CPU/GPU/TPU Performance Comparison
Published:
I have implemented following simple comparison ofn performance on Google Colab CPU, GPU, and TPU as a part of an assignment for COSC 6385 course in University of Houston.
Sample Implementation can be found in the following repository.
I follow the basic step by step guide in 1. Also, I follow the instructions to work on TPU using 2.
First we need to import the following libraries, set the configuration to log the information and filter out the warnings.
- tensorflow - for computations with matrices.

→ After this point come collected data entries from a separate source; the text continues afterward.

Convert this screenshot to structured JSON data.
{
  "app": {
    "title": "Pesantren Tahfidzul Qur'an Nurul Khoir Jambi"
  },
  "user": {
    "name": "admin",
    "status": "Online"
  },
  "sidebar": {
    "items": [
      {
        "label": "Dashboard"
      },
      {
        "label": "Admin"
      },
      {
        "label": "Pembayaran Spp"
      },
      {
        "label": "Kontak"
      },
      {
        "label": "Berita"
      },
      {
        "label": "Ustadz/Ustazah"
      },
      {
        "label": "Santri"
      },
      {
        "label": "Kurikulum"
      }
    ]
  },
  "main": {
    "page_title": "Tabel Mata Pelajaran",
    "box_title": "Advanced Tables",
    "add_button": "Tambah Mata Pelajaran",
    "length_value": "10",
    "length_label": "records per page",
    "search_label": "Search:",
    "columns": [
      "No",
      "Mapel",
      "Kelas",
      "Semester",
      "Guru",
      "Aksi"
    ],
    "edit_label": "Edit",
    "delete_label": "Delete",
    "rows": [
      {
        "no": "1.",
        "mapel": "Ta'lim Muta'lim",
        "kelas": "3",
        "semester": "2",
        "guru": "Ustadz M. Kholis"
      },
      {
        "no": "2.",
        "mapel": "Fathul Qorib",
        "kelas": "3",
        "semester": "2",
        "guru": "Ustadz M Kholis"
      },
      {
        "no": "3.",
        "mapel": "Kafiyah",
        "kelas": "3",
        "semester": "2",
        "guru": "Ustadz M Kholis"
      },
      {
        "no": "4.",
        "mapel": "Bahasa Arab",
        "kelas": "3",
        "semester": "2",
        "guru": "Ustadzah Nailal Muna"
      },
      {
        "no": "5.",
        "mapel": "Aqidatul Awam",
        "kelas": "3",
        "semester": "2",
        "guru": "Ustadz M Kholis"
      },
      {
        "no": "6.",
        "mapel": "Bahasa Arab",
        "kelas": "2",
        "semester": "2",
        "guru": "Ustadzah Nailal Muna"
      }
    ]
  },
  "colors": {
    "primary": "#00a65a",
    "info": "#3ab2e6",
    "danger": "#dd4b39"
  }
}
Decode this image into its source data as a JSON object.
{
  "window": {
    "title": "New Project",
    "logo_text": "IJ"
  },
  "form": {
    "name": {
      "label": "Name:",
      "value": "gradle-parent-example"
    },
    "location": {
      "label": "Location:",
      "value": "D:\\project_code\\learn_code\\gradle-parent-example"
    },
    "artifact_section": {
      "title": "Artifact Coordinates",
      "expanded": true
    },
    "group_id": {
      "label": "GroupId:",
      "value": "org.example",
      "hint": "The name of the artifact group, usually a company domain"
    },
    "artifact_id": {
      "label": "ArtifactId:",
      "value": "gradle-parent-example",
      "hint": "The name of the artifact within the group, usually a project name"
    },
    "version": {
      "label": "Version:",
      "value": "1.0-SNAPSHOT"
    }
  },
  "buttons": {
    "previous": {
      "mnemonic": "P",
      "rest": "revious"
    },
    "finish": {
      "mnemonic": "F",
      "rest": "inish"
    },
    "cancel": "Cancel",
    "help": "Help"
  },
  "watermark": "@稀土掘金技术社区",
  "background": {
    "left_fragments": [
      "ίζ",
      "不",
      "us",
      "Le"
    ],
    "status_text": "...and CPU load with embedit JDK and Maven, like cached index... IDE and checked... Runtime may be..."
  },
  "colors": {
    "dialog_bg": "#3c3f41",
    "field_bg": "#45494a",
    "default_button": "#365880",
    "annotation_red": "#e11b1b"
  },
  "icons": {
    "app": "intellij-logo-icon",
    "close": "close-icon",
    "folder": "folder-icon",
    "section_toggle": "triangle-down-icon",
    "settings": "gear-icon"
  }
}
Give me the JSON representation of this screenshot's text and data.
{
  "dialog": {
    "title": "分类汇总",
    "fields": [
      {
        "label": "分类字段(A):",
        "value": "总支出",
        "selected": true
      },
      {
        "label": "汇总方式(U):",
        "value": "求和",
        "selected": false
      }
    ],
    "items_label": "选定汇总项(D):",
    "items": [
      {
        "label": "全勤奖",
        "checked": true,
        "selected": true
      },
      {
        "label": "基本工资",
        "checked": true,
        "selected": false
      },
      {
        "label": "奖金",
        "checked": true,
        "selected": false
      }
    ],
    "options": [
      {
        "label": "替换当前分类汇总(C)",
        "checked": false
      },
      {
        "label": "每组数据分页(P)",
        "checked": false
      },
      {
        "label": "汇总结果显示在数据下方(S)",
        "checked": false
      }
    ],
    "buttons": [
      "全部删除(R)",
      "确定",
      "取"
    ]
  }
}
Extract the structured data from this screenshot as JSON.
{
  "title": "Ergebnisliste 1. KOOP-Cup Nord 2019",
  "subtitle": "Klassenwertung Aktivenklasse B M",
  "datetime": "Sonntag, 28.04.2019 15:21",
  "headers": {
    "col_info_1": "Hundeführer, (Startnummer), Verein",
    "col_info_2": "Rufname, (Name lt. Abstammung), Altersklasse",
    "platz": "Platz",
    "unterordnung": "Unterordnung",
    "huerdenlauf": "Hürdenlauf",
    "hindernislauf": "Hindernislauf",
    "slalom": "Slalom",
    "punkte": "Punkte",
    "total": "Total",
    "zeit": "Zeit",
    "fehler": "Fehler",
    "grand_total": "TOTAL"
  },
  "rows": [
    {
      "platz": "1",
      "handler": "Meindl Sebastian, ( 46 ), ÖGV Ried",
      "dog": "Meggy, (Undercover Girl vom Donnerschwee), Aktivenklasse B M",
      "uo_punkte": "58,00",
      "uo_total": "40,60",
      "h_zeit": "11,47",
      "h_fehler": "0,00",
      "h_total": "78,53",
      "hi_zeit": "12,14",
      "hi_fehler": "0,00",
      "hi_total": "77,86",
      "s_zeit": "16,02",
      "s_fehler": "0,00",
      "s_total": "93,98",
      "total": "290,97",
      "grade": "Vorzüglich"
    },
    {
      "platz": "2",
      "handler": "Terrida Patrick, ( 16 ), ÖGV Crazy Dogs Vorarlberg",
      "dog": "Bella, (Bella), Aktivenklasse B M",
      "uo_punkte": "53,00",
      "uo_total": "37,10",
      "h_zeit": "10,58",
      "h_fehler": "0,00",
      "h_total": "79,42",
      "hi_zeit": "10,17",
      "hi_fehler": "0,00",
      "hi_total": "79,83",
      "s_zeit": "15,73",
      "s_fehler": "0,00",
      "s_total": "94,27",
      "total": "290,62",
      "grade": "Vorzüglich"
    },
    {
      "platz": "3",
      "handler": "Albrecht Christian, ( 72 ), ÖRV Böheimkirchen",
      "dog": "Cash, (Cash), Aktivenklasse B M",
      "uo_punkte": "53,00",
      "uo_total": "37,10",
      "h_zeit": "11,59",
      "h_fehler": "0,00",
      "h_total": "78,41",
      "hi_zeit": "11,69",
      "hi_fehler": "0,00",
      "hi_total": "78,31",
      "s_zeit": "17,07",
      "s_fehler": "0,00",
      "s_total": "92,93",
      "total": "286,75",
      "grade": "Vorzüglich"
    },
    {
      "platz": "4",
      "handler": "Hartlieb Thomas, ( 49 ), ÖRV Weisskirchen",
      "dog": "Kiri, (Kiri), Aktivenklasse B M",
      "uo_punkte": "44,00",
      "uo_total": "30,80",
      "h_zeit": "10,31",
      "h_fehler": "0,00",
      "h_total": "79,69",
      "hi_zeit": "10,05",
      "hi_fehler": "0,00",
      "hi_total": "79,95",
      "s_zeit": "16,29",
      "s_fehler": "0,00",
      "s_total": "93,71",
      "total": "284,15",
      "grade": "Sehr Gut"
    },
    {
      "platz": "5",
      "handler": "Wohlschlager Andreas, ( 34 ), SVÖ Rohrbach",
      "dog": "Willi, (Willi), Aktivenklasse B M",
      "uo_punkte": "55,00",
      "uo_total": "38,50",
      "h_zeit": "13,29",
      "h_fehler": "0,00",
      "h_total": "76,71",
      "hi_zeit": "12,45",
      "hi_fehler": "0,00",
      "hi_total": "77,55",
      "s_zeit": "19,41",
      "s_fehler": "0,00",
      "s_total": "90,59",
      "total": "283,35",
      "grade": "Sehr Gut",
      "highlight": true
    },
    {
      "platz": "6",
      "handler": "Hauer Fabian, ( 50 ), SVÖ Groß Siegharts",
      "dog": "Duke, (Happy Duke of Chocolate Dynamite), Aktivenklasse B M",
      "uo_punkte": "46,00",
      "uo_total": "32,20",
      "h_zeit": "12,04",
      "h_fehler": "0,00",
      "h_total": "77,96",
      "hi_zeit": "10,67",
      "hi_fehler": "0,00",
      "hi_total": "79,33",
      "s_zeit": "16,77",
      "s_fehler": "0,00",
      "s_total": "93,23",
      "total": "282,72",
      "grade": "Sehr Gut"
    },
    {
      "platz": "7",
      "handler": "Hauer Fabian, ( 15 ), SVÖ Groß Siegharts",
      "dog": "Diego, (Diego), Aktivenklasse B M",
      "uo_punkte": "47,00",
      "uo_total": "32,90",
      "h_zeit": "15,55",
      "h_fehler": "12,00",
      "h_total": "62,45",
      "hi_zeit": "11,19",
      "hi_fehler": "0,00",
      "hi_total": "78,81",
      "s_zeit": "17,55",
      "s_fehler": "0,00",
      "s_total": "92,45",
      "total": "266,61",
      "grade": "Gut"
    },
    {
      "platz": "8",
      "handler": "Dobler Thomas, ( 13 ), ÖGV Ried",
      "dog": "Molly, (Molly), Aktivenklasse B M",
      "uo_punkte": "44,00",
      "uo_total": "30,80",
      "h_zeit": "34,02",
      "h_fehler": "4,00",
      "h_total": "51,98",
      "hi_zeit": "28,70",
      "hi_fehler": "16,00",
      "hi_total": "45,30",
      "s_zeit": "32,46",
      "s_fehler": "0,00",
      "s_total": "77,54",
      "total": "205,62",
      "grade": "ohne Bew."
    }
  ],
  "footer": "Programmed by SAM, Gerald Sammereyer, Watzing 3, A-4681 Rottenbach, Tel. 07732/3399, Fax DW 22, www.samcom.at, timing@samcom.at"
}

- timeit - to compute the time taken
import tensorflow as tf
import timeit
import warnings
warnings.filterwarnings('ignore')
tf.get_logger().setLevel('INFO')
SIMPLE IMPLEMENTATION
CPU-Version
The code below show the version of code that can be executed in CPU
cpu = tf.config.experimental.list_physical_devices('CPU')[0]
print(f'Selected CPU: {cpu}')
testcpu = """
import tensorflow as tf
with tf.device('/cpu:0'):
random_image_cpu = tf.random.normal((100, 100, 100, 3))
net_cpu = tf.compat.v1.layers.conv2d(random_image_cpu, 32, 7)
net_cpu = tf.math.reduce_sum(net_cpu)
"""
cpu_time = timeit.timeit(testcpu, number=10)
print('Time (s) to convolve 32x7x7x3 filter over random 100x100x100x3 images \n'
f'(batch x height x width x channel). Sum of ten runs: {cpu_time}')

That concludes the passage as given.